Z maszyny z sykiem uniosła się para.
— Może setka. Przez cały dzień trzęsłam się ze strachu. Ale nie mogę złapać szefa. Zresztą za pół godziny i tak zamykam. Moja zmienniczka nie przyszła, a może przyszła, wyczuła kłopoty i zniknęła. — Postawiła przed Angie parującą filiżankę. — Dobrze się czujesz, skarbie?
Angie przytaknęła.
— Nie domyślasz się, czego ci ludzie chcą? — spytał Turner. Dziewczyna wróciła do ekspresu. Znowu zaryczał.

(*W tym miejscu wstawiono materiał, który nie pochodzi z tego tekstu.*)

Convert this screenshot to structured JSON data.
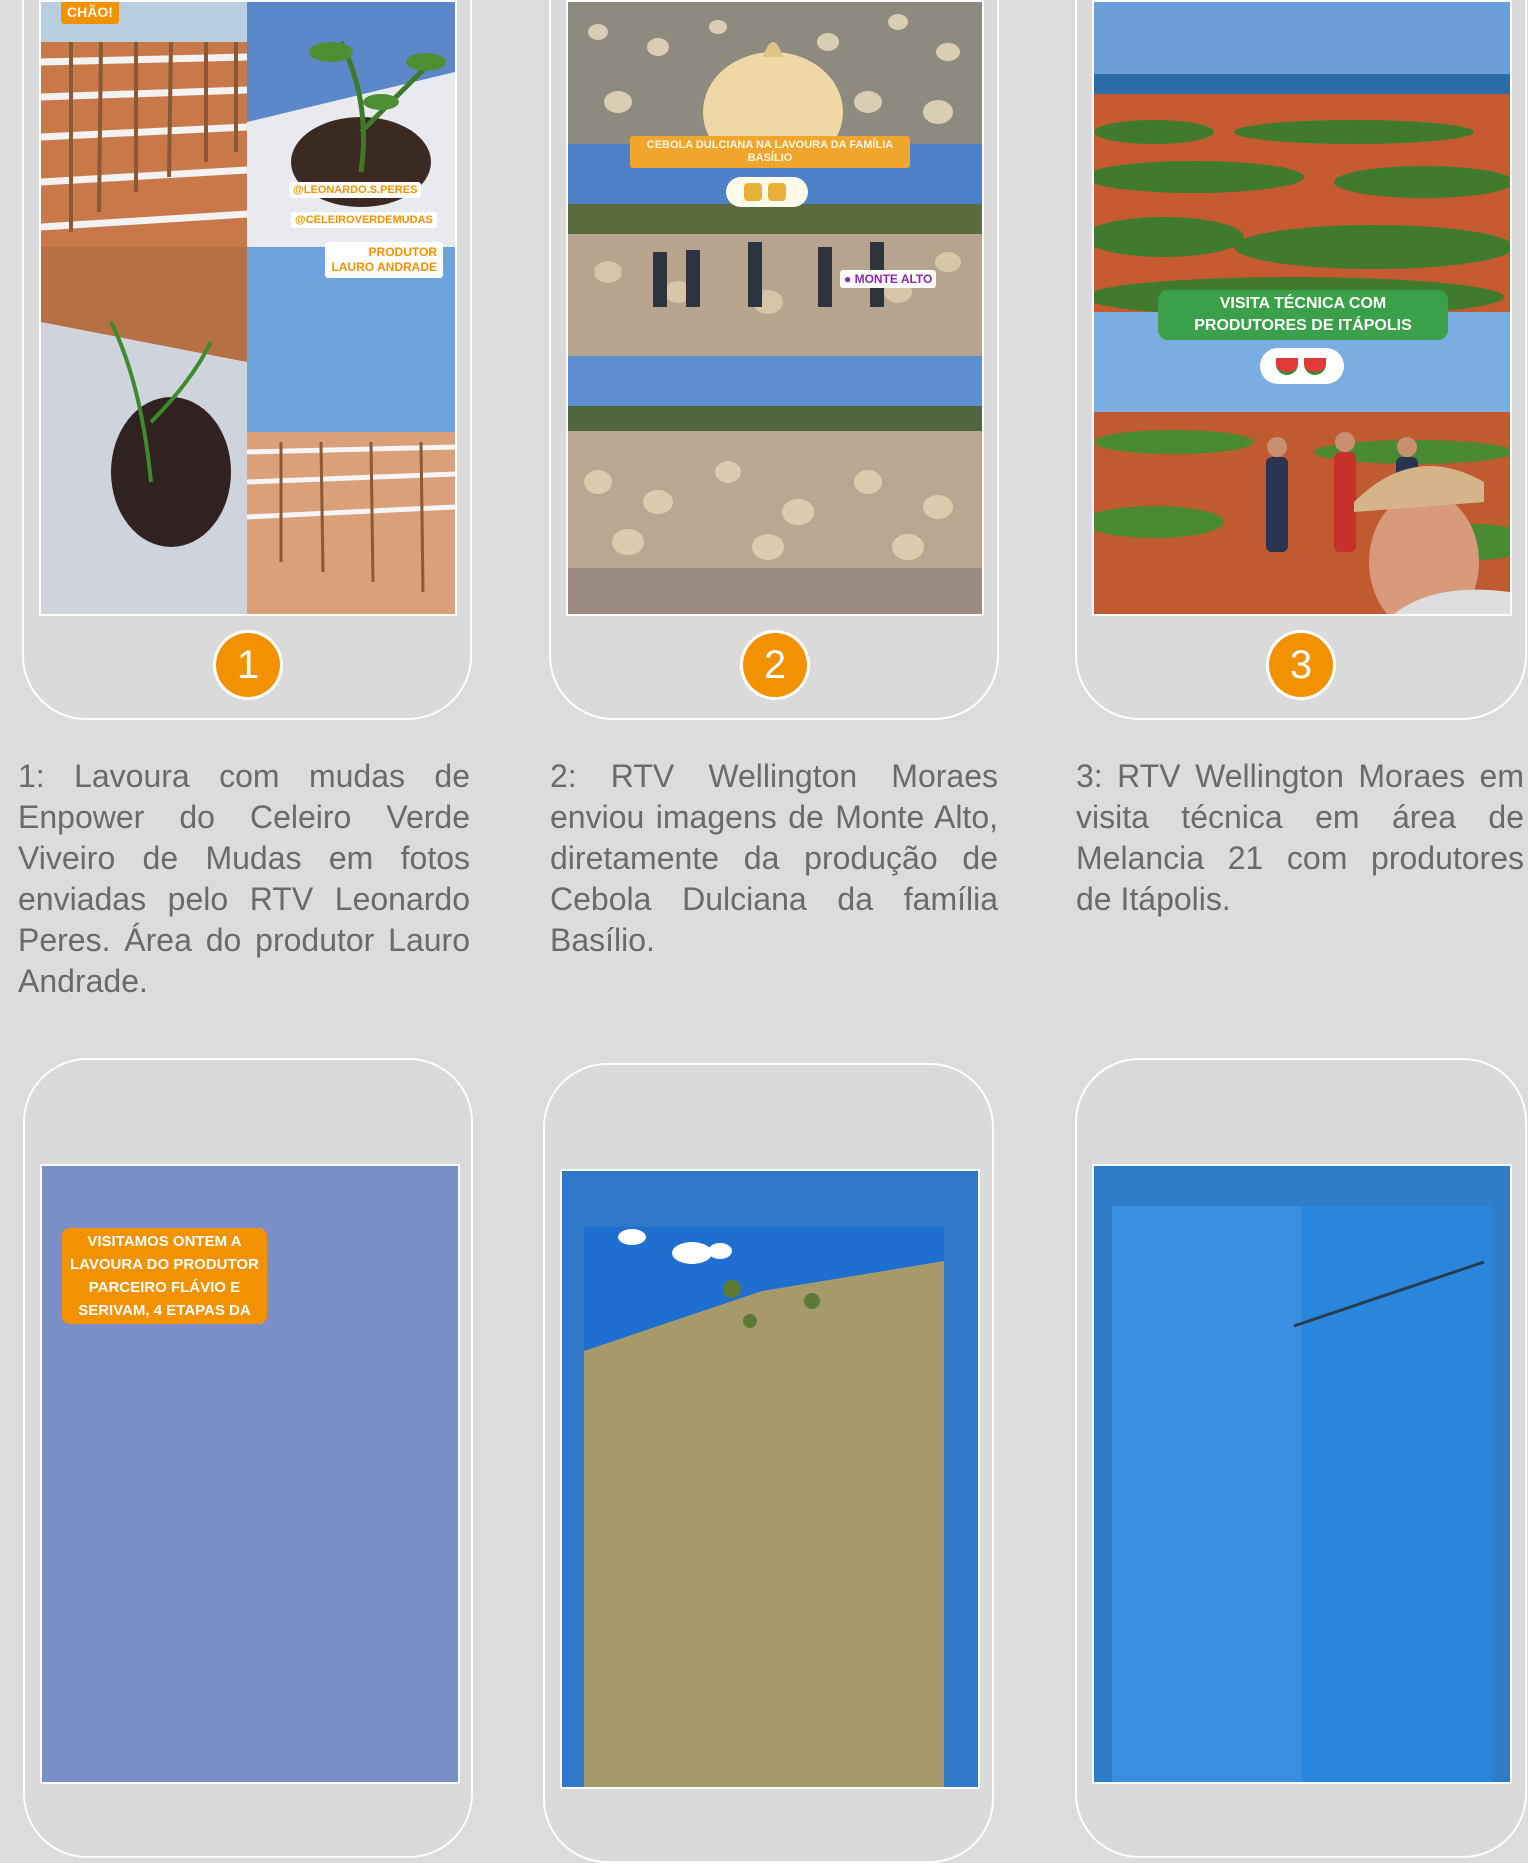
{
  "cards": [
    {
      "number": "1",
      "caption": "1: Lavoura com mudas de Enpower do Celeiro Verde Viveiro de Mudas em fotos enviadas pelo RTV Leonardo Peres. Área do produtor Lauro Andrade.",
      "overlay": {
        "corner_tag": "CHÃO!",
        "handle_1": "@LEONARDO.S.PERES",
        "handle_2": "@CELEIROVERDEMUDAS",
        "producer_line_1": "PRODUTOR",
        "producer_line_2": "LAURO ANDRADE"
      }
    },
    {
      "number": "2",
      "caption": "2: RTV Wellington Moraes enviou imagens de Monte Alto, diretamente da produção de Cebola Dulciana da família Basílio.",
      "overlay": {
        "banner": "CEBOLA DULCIANA NA LAVOURA DA FAMÍLIA BASÍLIO",
        "location": "MONTE ALTO"
      }
    },
    {
      "number": "3",
      "caption": "3: RTV Wellington Moraes em visita técnica em área de Melancia 21 com produtores de Itápolis.",
      "overlay": {
        "banner_line_1": "VISITA TÉCNICA COM",
        "banner_line_2": "PRODUTORES DE ITÁPOLIS"
      }
    },
    {
      "overlay": {
        "line_1": "VISITAMOS ONTEM A",
        "line_2": "LAVOURA DO PRODUTOR",
        "line_3": "PARCEIRO FLÁVIO E",
        "line_4": "SERIVAM, 4 ETAPAS DA"
      }
    },
    {},
    {}
  ],
  "colors": {
    "badge": "#f39200",
    "background": "#dcdcdc",
    "frame": "#ffffff",
    "caption": "#6a6a6a"
  }
}
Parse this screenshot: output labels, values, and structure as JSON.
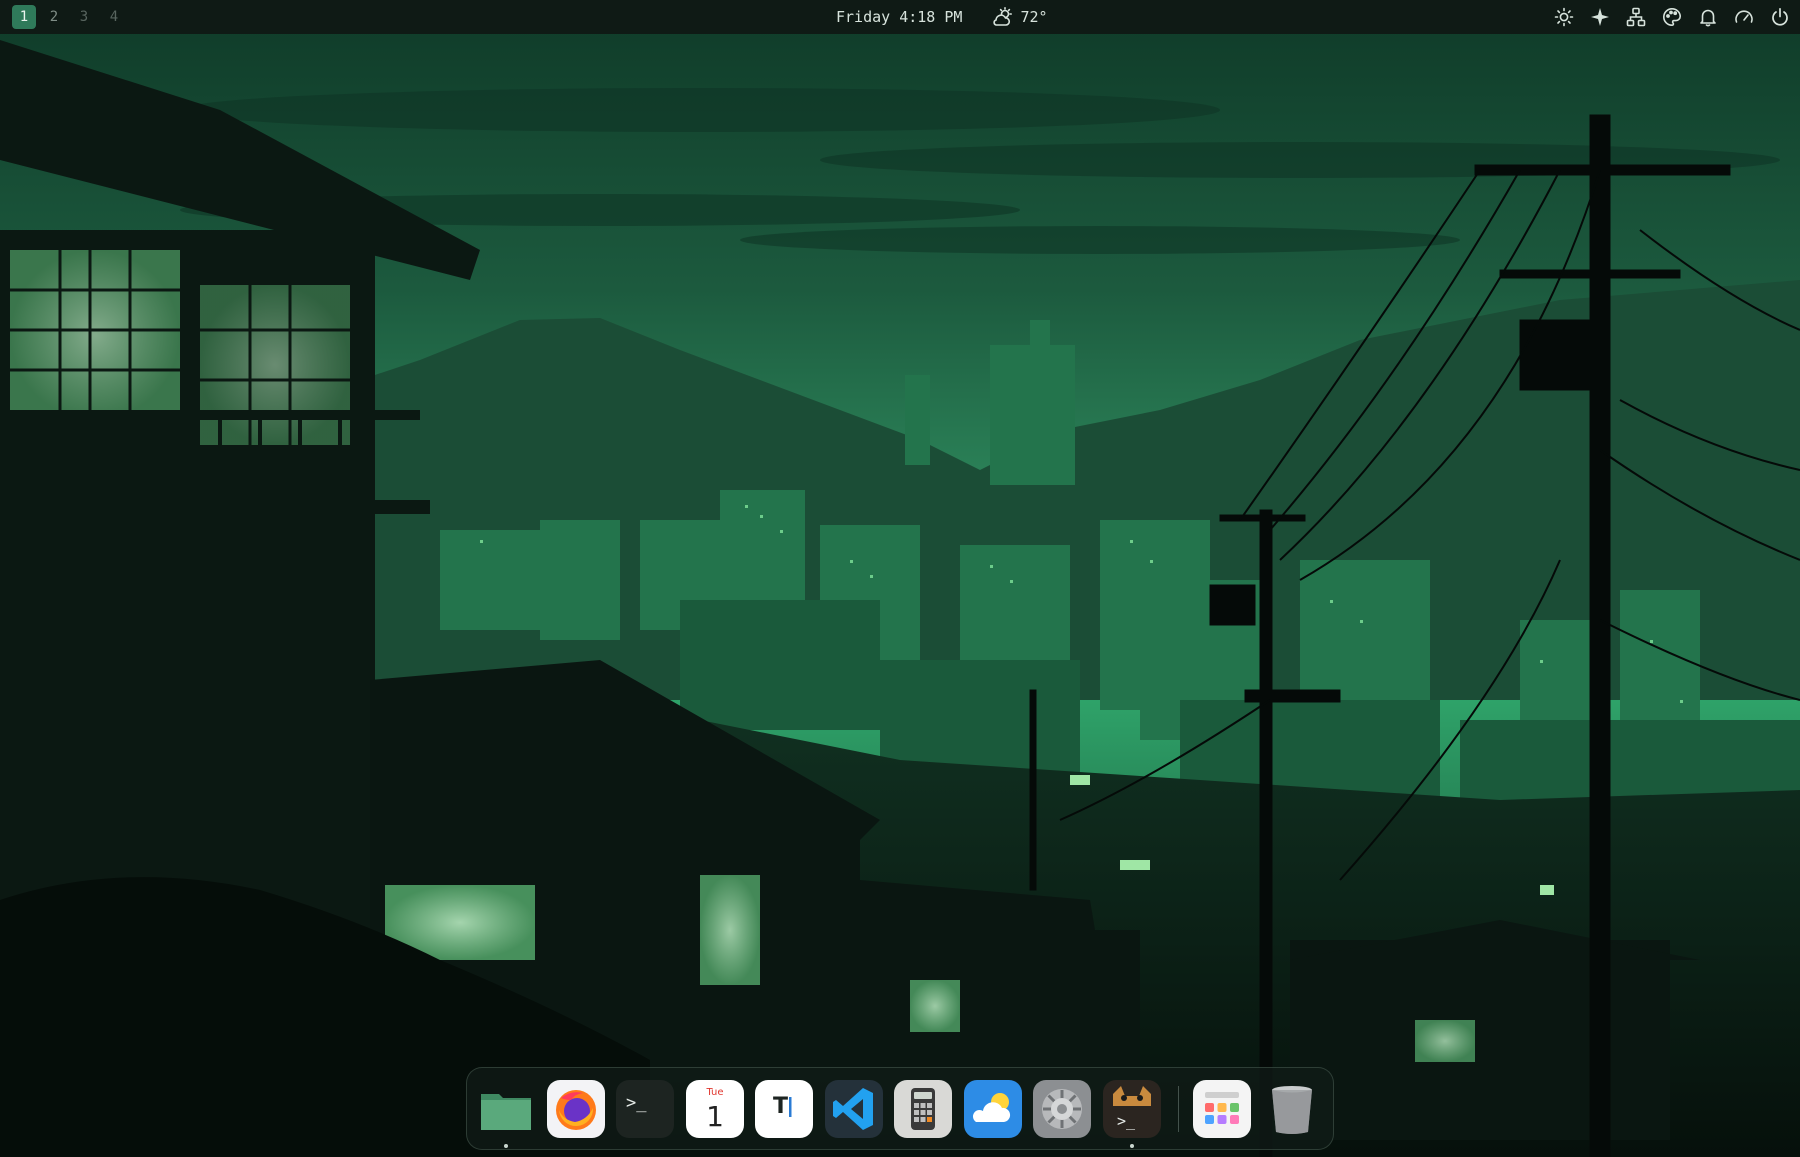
{
  "topbar": {
    "workspaces": [
      {
        "label": "1",
        "active": true
      },
      {
        "label": "2",
        "active": false
      },
      {
        "label": "3",
        "active": false
      },
      {
        "label": "4",
        "active": false
      }
    ],
    "clock": "Friday 4:18 PM",
    "weather": {
      "icon": "partly-sunny-icon",
      "temp": "72°"
    },
    "tray": [
      "brightness-icon",
      "sparkle-icon",
      "network-icon",
      "palette-icon",
      "bell-icon",
      "speedometer-icon",
      "power-icon"
    ]
  },
  "dock": {
    "apps": [
      {
        "name": "files",
        "icon": "folder-icon",
        "running": true
      },
      {
        "name": "firefox",
        "icon": "firefox-icon",
        "running": false
      },
      {
        "name": "terminal",
        "icon": "terminal-icon",
        "label": ">_",
        "running": false
      },
      {
        "name": "calendar",
        "icon": "calendar-icon",
        "day": "Tue",
        "date": "1",
        "running": false
      },
      {
        "name": "text-editor",
        "icon": "text-editor-icon",
        "label": "T",
        "running": false
      },
      {
        "name": "vscode",
        "icon": "vscode-icon",
        "running": false
      },
      {
        "name": "calculator",
        "icon": "calculator-icon",
        "running": false
      },
      {
        "name": "weather",
        "icon": "weather-icon",
        "running": false
      },
      {
        "name": "settings",
        "icon": "settings-gear-icon",
        "running": false
      },
      {
        "name": "terminal-cat",
        "icon": "cat-terminal-icon",
        "label": ">_",
        "running": true
      }
    ],
    "pinned_right": [
      {
        "name": "app-launcher",
        "icon": "app-grid-icon"
      },
      {
        "name": "trash",
        "icon": "trash-icon"
      }
    ]
  },
  "colors": {
    "accent": "#2f7a5a",
    "bar_bg": "#0f1a15",
    "sky": "#2f9a67"
  }
}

— Myślę, że na kogoś czekają — wyjaśniła cicho, podając Turnerowi espresso. — Kogoś, kto spróbuje wyjść od Jammera albo kto spróbuje się tam dostać.
Turner przyjrzał się brązowej piance, wirującej na powierzchni kawy.
— I nikt nie dzwonił po policję?
— Policję? Tu jest Hipermarket. Ludzie tu nie wzywają policji…
Filiżanka Angie rozbiła się na marmurowym blacie.
— Prosto i szybko, najemniku — wyszeptał głos. — Znasz już drogę.
Dziewczyna otworzyła usta ze zdumienia.
— O Jezu! — szepnęła. — Musiała się ostro naćpać. — Zmierzyła Turnera wrogim spojrzeniem. — Pan jej to dał?
— Nie. Jest chora. Ale wyjdzie z tego.
Wypił resztę gorzkiej kawy. Przez jedną sekundę wydało mu się, że czuje oddech całego Ciągu, oddech zmęczony i stary, rozbrzmiewający w obie strony wzdłuż stacji linii Boston-Atlanta.